As anyone who is close to me knows--hell, as most people who've read my blog, Rookie essays, and even my fiction know, I had a boyfriend who did things to me when I was fifteen. Who emotionally and sexually abused me. Who messed me up bad. I'm not going to go into detail here because I'm not succinct enough. I actually just wrote a fifty-page essay about it for the non-fiction collection I'm working on because it's that complicated. Most sexual violence is. I don't actually know any women who were just grabbed when they were walking down the street and assaulted--not to say that doesn't happen because it most certainly does, but all the women I know were violated by people they knew. Boyfriends, friends, neighbors, babysitters, acquaintances, uncles, brothers, fathers. For a lot of them, for me definitely, it's a gray thing that they aren't sure what words to use for. I didn't say no. I didn't say no because I was told that since I'd said yes in the past, if I said no, it meant I was saying, "I don't love you and I want to break up." So I had sex, or rather let sex happen to me on the floor of my best-friend-at-time's bedroom with tears in my eyes, too afraid to say that the ring I wore around my neck was bruising my collarbone and I was getting rug burn, and when I walked out of that room already ashamed, my "friend" hissed, "Slut," before I could explain myself. Like I could explain myself. I also had sex repeatedly on my knees in a dirty park bathroom during lunch period. I used to conjugate verbs and practice geometry problems in my head to keep from crying.

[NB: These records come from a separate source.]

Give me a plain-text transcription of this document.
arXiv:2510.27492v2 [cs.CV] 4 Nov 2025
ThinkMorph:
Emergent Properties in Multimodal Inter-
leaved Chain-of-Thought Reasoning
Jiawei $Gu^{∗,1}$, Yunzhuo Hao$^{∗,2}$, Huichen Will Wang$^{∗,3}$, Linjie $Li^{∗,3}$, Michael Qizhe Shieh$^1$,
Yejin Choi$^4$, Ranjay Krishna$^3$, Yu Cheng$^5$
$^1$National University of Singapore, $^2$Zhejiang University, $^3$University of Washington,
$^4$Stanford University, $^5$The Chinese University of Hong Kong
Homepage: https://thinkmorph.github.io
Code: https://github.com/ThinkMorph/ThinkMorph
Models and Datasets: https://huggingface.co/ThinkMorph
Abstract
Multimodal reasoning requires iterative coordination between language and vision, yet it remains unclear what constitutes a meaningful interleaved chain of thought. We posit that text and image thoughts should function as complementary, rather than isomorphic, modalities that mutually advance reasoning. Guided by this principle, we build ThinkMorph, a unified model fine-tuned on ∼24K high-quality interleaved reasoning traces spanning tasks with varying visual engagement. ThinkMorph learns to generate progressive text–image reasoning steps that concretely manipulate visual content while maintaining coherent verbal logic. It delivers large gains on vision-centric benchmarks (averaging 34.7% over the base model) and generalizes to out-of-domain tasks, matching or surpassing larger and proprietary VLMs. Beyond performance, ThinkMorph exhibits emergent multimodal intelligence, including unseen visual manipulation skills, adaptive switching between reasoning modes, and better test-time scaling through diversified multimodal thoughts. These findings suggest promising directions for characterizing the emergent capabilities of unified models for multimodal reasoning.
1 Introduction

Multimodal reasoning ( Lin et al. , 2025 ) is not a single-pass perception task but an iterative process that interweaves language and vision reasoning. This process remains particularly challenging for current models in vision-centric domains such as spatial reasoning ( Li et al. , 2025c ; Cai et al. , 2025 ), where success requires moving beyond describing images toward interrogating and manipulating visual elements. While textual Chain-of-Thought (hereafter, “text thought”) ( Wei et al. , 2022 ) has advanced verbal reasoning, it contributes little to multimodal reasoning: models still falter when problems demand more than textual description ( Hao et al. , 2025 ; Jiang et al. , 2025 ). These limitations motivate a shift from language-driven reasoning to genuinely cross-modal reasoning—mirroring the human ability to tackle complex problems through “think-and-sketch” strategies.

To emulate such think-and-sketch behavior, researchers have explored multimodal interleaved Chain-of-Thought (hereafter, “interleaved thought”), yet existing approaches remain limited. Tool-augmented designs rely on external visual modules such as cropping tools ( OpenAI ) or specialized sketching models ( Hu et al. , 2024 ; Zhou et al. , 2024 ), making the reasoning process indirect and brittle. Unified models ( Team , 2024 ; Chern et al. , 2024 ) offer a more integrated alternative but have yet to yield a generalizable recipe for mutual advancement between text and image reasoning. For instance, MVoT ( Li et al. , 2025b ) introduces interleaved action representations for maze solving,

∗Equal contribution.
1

Okay, I guess I went into detail after all even though that is only a small part of a very complicated story. I didn't mean to. It's 2:46 am and I don't usually have much of an internal censor, but it's totally off right now. I might delete that later.

But the point is, I didn't know what to call that. I still don't know what to call that. When I confronted my abuser, he completely denied any sort of wrongdoing because he didn't force me to do anything. A male friend also told me that I couldn't call it rape or even abuse because I had not said no. I know or at least felt like a lot of other people doubted me. They also doubted the girl who was hanging out with my abuser one night and woke up with his hand inside of her because she was a slut/just wanted attention.

Every woman I know who has been violated, has been violated even worse by people questioning her, doubting her, saying that it's her word versus his and it's innocent until proven guilty and her word is not enough to prove guilt.

This is why it has been so hard for me to read/talk about Dylan Farrow. I take that doubt personally. Even though, I feel happy and healthy and whole now, almost nineteen years after my experience, the doubt creeps in and it hurts me. It gives me nightmares about my abuser for the first time in years. It makes me think I see him on the bus and have to take a deep breath and remember that I am in a city that to my knowledge, he has never stepped foot in. It makes me wake up in the middle of the night angry. Compelled to spend an hour writing a blog post when I should be sleeping.

But Dylan did a very brave thing by telling her story and it makes me too angry to think that Woody will get the last word. So even though this is only a blog post, not the New York Times, I had to take the mic back from him, and by extension, from the boy who told me, "I didn't do anything wrong, it's all in your head," and from all the other men who have hurt the women I love.

ETA: Glad to see Dylan taking the mic back, too. Also if reading this or any of the coverage of Dylan's abuse has felt triggering please go to They can help.


Nyberg, Carl said...

This is a blog entry written by a friend who both experienced sexual abuse by her father and who likes Woody Allen movies.

Thanks for sharing, Stephanie.

Kasey Giard said...

Thank you for your brave, powerful words.

I still struggle to grasp the realities of my own past, and while I haven't yet found the bravery and the voice to face those things out loud, reading your post gives me courage and makes me feel less alone.


Stephanie Kuehnert said...

KL, I am glad I was able to help you feel less alone. You are brave. Much love.